After the deal closed, the seller’s own broker admitted that the seller’s mindset the whole time was: “Let me see how much I can get out of this deal.”
2. The Broker Played Good Cop, Bad Cop
There were two brokers working the deal. One would act friendly, while the other applied pressure to move forward.
They pushed past Jameson’s hesitation with lines like “Come on, Jameson, it’s time to step up to the plate.”
“I was hemming and hawing over why something was taking a week to negotiate,” he said.
“And instead of solving the issue, they just pushed harder.”
Jameson later realized their incentives were never aligned with his. They weren’t looking for a fair deal. They were looking for a close.
3. The Whole Deal Felt Like a Water Slide
As things got messier, Jameson didn’t feel like he was in control. He felt like he was already halfway down the water slide, unable to climb back up.
“There was a lot of pressure to keep rolling,” he said. “Not just from them—but from myself too.”
He was worried about missing revenue. The business supposedly had $680K in SDE. Every delay felt like it cost him weeks of lost earnings. The brokers used that logic against him: “You’re going to miss out on income if you don’t close.”
In reality, he should’ve hit the brakes.
4. The Structure Changed—But the Price Didn’t
Late in the process, the SBA required the deal to shift from an asset sale to a stock sale so the seller could stay on with 5% equity (due to licensing rules).
That’s a massive structural shift—and Jameson barely renegotiated.
“I dropped the price from $2M to $1.9M and called it even,” he said.
“I should’ve slowed down and re-evaluated everything—working capital, price, protections.”
It was a missed opportunity to rebalance risk in a deal that had already started to tilt against him.
5. The Seller Note Had Weak Protections
Jameson tied uncollected accounts receivable to the seller note—but nothing else.
So when three truck transmissions failed in the first two months, there was nothing he could do.
“I should’ve tied trucks, inventory, and warranties to the seller note too,” he said.
“Instead, I ate those costs.”
Even the A/R clawback triggered drama. When Jameson tried to deduct just $5,000 from the note, the seller pushed back so hard, he dropped it to avoid a legal headache.

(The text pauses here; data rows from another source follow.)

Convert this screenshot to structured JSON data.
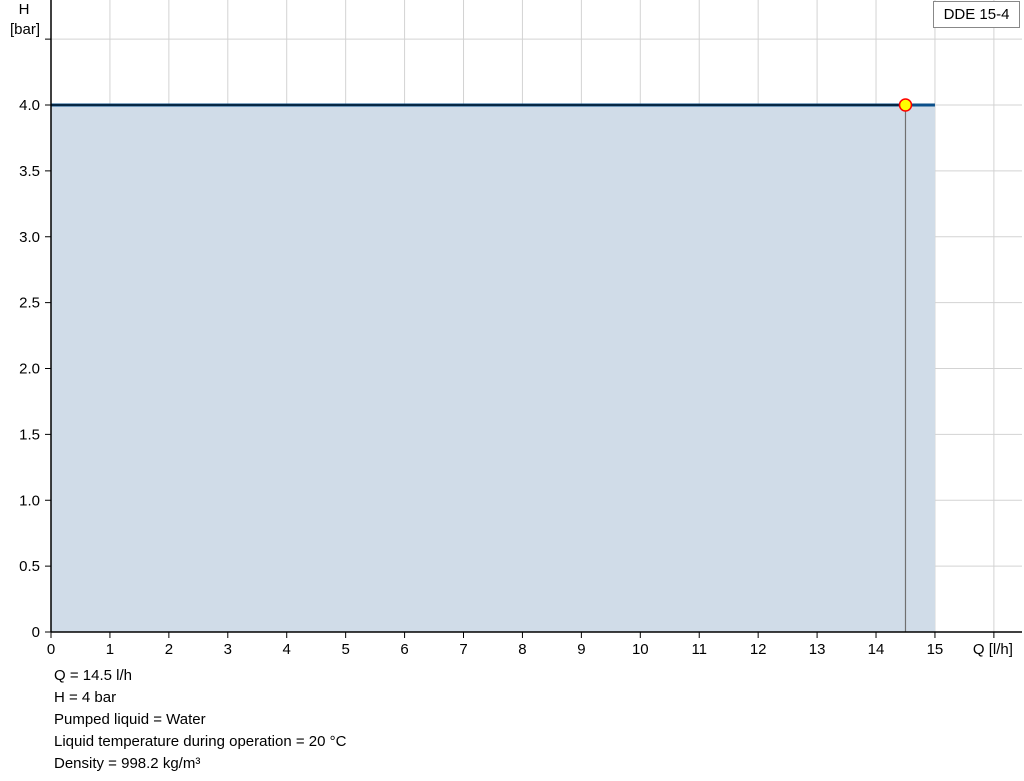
{
  "chart_data": {
    "type": "area",
    "xlabel": "Q [l/h]",
    "ylabel_line1": "H",
    "ylabel_line2": "[bar]",
    "xlim": [
      0,
      16
    ],
    "ylim": [
      0,
      4.5
    ],
    "xticks": [
      0,
      1,
      2,
      3,
      4,
      5,
      6,
      7,
      8,
      9,
      10,
      11,
      12,
      13,
      14,
      15
    ],
    "yticks": [
      "0",
      "0.5",
      "1.0",
      "1.5",
      "2.0",
      "2.5",
      "3.0",
      "3.5",
      "4.0"
    ],
    "grid": true,
    "legend_placement": "top-right",
    "series": [
      {
        "name": "DDE 15-4",
        "x": [
          0,
          15
        ],
        "y": [
          4.0,
          4.0
        ],
        "color": "#0b4f8a",
        "fill": "#d0dce8"
      }
    ],
    "operating_point": {
      "x": 14.5,
      "y": 4.0,
      "fill": "#ffff00",
      "stroke": "#ff0000"
    }
  },
  "info": [
    "Q = 14.5 l/h",
    "H = 4 bar",
    "Pumped liquid = Water",
    "Liquid temperature during operation = 20 °C",
    "Density = 998.2 kg/m³"
  ]
}
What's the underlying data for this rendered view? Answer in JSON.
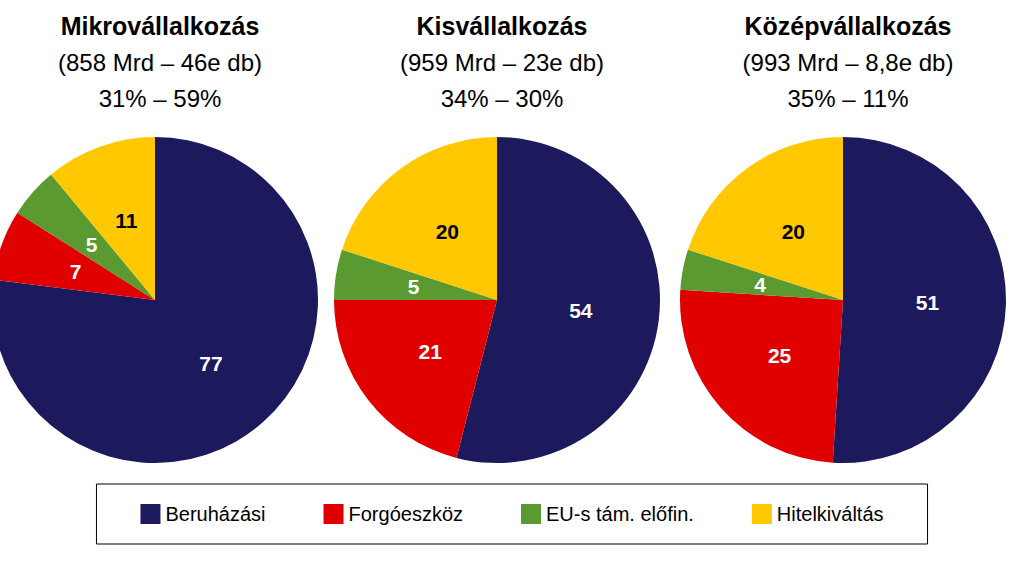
{
  "chart_data": [
    {
      "type": "pie",
      "title": "Mikrovállalkozás",
      "subtitle": "(858 Mrd – 46e db)\n31% – 59%",
      "categories": [
        "Beruházási",
        "Forgóeszköz",
        "EU-s tám. előfin.",
        "Hitelkiváltás"
      ],
      "values": [
        77,
        7,
        5,
        11
      ],
      "colors": [
        "#1c1a5c",
        "#e00000",
        "#5a9a30",
        "#ffc800"
      ],
      "data_labels": true,
      "legend": "bottom"
    },
    {
      "type": "pie",
      "title": "Kisvállalkozás",
      "subtitle": "(959 Mrd – 23e db)\n34% – 30%",
      "categories": [
        "Beruházási",
        "Forgóeszköz",
        "EU-s tám. előfin.",
        "Hitelkiváltás"
      ],
      "values": [
        54,
        21,
        5,
        20
      ],
      "colors": [
        "#1c1a5c",
        "#e00000",
        "#5a9a30",
        "#ffc800"
      ],
      "data_labels": true
    },
    {
      "type": "pie",
      "title": "Középvállalkozás",
      "subtitle": "(993 Mrd – 8,8e db)\n35% – 11%",
      "categories": [
        "Beruházási",
        "Forgóeszköz",
        "EU-s tám. előfin.",
        "Hitelkiváltás"
      ],
      "values": [
        51,
        25,
        4,
        20
      ],
      "colors": [
        "#1c1a5c",
        "#e00000",
        "#5a9a30",
        "#ffc800"
      ],
      "data_labels": true
    }
  ]
}
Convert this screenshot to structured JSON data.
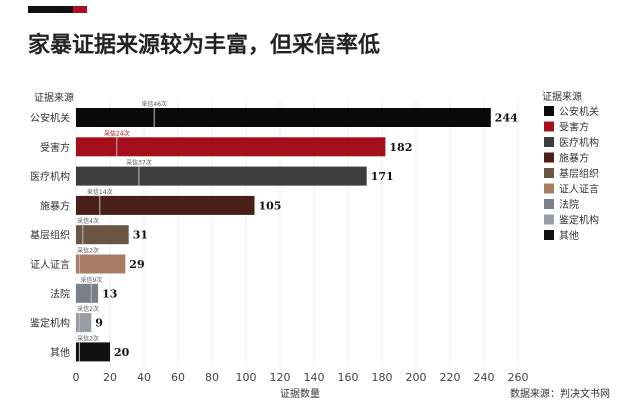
{
  "chart_data": {
    "type": "bar",
    "orientation": "horizontal",
    "title": "家暴证据来源较为丰富，但采信率低",
    "ylabel": "证据来源",
    "xlabel": "证据数量",
    "source": "数据来源：判决文书网",
    "xlim": [
      0,
      260
    ],
    "xticks": [
      0,
      20,
      40,
      60,
      80,
      100,
      120,
      140,
      160,
      180,
      200,
      220,
      240,
      260
    ],
    "grid": true,
    "legend_title": "证据来源",
    "legend_position": "right",
    "categories": [
      "公安机关",
      "受害方",
      "医疗机构",
      "施暴方",
      "基层组织",
      "证人证言",
      "法院",
      "鉴定机构",
      "其他"
    ],
    "values": [
      244,
      182,
      171,
      105,
      31,
      29,
      13,
      9,
      20
    ],
    "adopted": [
      46,
      24,
      37,
      14,
      4,
      2,
      9,
      2,
      2
    ],
    "adopted_label_prefix": "采信",
    "adopted_label_suffix": "次",
    "colors": [
      "#0a0a0a",
      "#a50f1c",
      "#3d3d3d",
      "#4a1f18",
      "#6b5646",
      "#a87c62",
      "#7a8089",
      "#9a9ca8",
      "#111111"
    ]
  }
}
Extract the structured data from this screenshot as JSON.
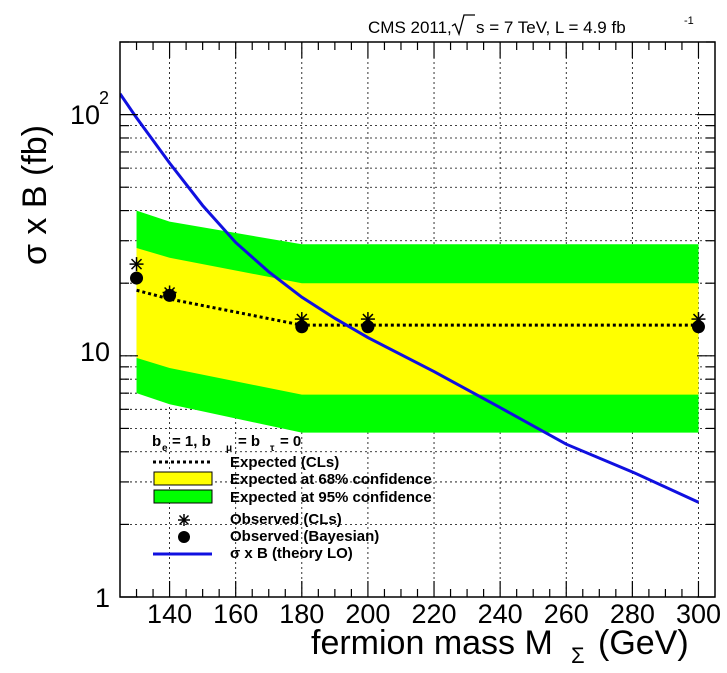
{
  "header": {
    "experiment": "CMS 2011,",
    "energy": "s = 7 TeV, L = 4.9 fb",
    "lumi_exp": "-1"
  },
  "chart_data": {
    "type": "line",
    "x": [
      130,
      140,
      180,
      200,
      300
    ],
    "xlabel": "fermion mass M",
    "xlabel_sub": "Σ",
    "xlabel_unit": "(GeV)",
    "ylabel": "σ x B (fb)",
    "xlim": [
      125,
      305
    ],
    "ylim": [
      1,
      200
    ],
    "yscale": "log",
    "x_ticks": [
      140,
      160,
      180,
      200,
      220,
      240,
      260,
      280,
      300
    ],
    "y_tick_labels": {
      "y1": "1",
      "y10": "10",
      "y100_base": "10",
      "y100_exp": "2"
    },
    "grid": true,
    "legend_position": "bottom-left",
    "band_95": {
      "name": "Expected at 95% confidence",
      "color": "#00ff00",
      "low": [
        7.0,
        6.3,
        4.8,
        4.8,
        4.8
      ],
      "high": [
        40,
        36,
        29,
        29,
        29
      ]
    },
    "band_68": {
      "name": "Expected at 68% confidence",
      "color": "#ffff00",
      "low": [
        9.8,
        8.9,
        6.9,
        6.9,
        6.9
      ],
      "high": [
        28,
        25.5,
        20,
        20,
        20
      ]
    },
    "series": [
      {
        "name": "Expected (CLs)",
        "style": "dotted",
        "color": "#000000",
        "values": [
          18.7,
          17.2,
          13.4,
          13.4,
          13.4
        ]
      },
      {
        "name": "Observed (CLs)",
        "marker": "star",
        "color": "#000000",
        "values": [
          24,
          18.3,
          14.2,
          14.2,
          14.2
        ]
      },
      {
        "name": "Observed (Bayesian)",
        "marker": "circle",
        "color": "#000000",
        "values": [
          21,
          17.8,
          13.2,
          13.2,
          13.2
        ]
      }
    ],
    "theory": {
      "name": "σ x B (theory LO)",
      "color": "#1010e0",
      "x": [
        125,
        130,
        140,
        150,
        160,
        170,
        180,
        190,
        200,
        220,
        240,
        260,
        280,
        300
      ],
      "values": [
        122,
        97,
        63,
        42,
        29.5,
        22.3,
        17.5,
        14.3,
        11.9,
        8.6,
        6.1,
        4.3,
        3.3,
        2.47
      ]
    },
    "legend": {
      "header": "b",
      "header_sub_e": "e",
      "header_mid": "= 1, b",
      "header_sub_mu": "μ",
      "header_mid2": "= b",
      "header_sub_tau": "τ",
      "header_end": "= 0"
    }
  }
}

6. He Skipped a Full QofE—and Regretted It
Jameson has an MBA and felt confident reviewing the books himself. He checked a few months of P&Ls and matched them against bank statements. It all looked fine.

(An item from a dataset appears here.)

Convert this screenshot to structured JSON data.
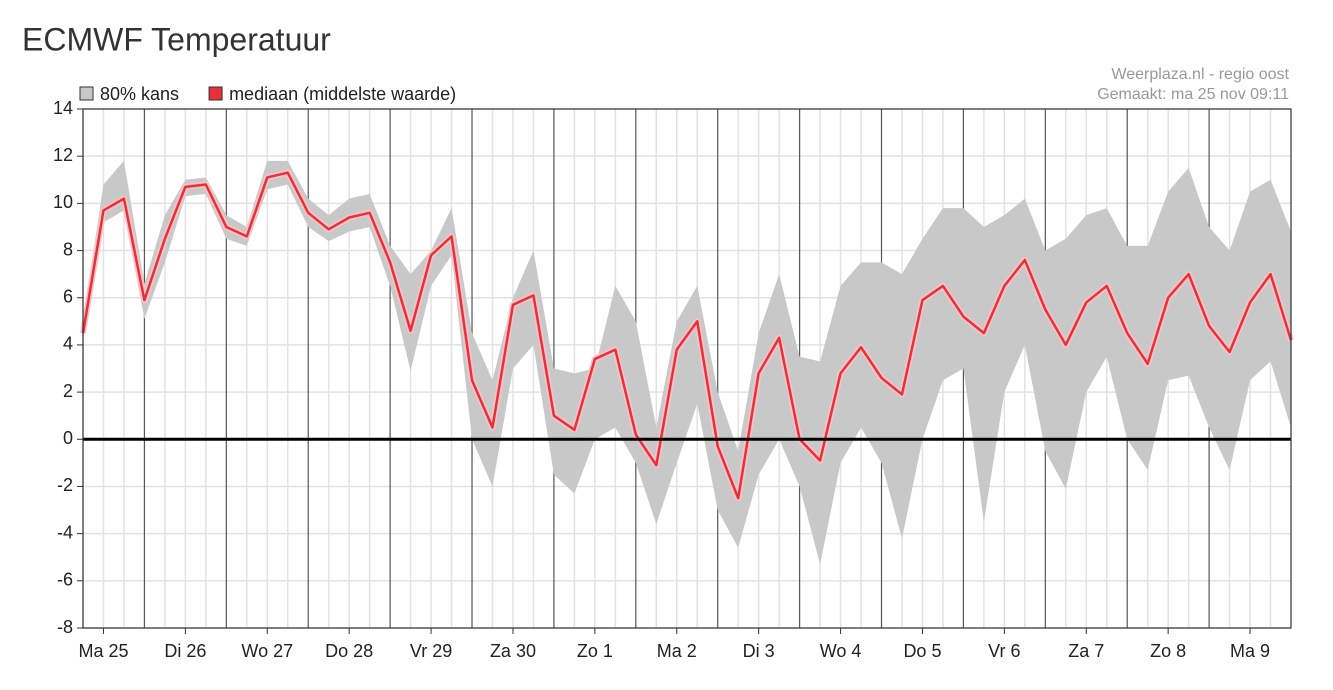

“The cash accounting matched what was hitting the bank,” he said. “But still—I should’ve gotten a formal QofE.”
He later realized a QofE Lite might have helped him catch operational red flags and created leverage to restructure the deal.
7. The Books Were Misleading
The seller categorized all labor as OpEx—even direct labor from installers. That distorted gross margins and made performance look better than it was.
“I would’ve accounted for things very differently,” Jameson said.
“It made it hard to get a real apples-to-apples comparison.”
He only realized after close how much rework was needed just to understand the true profitability of the business.
Takeaway: Jameson didn’t buy a turnkey business. He bought a fixer-upper with trucks that broke down, books that needed rebuilding, and a seller who squeezed the deal to the last dollar.
But he held on, figured it out, and turned it into a launchpad for real growth.